15. They both pray through images and statues –
16. And to other venerable figures (i.e. saints and demi-‘gods’).
17. Buddhism can be seen as somewhat akin to the Reformation movements in Christianity.
18. They both have major rituals where food is blessed and turned into God and then received in the form of eating (the Eucharist and solemn prasada).
19. For Ramanuja, one of the most important of Vedanta philosophers, while one attains merit (karma) through good works, one can only reach the direct vision of God (Darśana), through grace. This sounds incredibly like the views of justification and the Particular Judgement that come from Thomistic philosophy.
20. Salvation consists in being purified so as to enter into the life of the divine (the mystical body of Christ or Brahman).
21. The process of salvation is usually incomplete upon death and requires further individual life for spiritual development and purification (purgatory and reincarnation).

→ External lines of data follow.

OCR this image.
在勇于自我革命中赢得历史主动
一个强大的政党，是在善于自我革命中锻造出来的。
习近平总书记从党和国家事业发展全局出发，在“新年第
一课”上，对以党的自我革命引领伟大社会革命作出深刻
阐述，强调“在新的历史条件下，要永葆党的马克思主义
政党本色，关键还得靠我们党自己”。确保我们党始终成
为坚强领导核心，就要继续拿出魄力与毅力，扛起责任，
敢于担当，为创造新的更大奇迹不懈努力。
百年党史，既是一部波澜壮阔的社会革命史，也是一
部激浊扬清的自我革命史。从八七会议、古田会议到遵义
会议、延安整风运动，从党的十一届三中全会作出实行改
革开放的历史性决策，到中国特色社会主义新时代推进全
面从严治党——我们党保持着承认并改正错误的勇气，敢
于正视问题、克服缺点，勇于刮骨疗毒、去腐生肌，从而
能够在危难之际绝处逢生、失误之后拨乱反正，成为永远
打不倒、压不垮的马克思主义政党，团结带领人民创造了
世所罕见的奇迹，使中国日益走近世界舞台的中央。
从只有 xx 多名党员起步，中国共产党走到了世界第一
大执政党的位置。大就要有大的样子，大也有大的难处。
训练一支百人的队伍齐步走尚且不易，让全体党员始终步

In the light of the above it might not be too much of a stretch of the imagination to hold that Hinduism has more in common with Catholicism that Protestantism does!
A thought to finish on: perhaps that most distinctively western of religions, Christianity, has really been an eastern religion all along. After all, it did begin in Palestine, the nation we refer to when we talk about the key conflict in the Middle-East.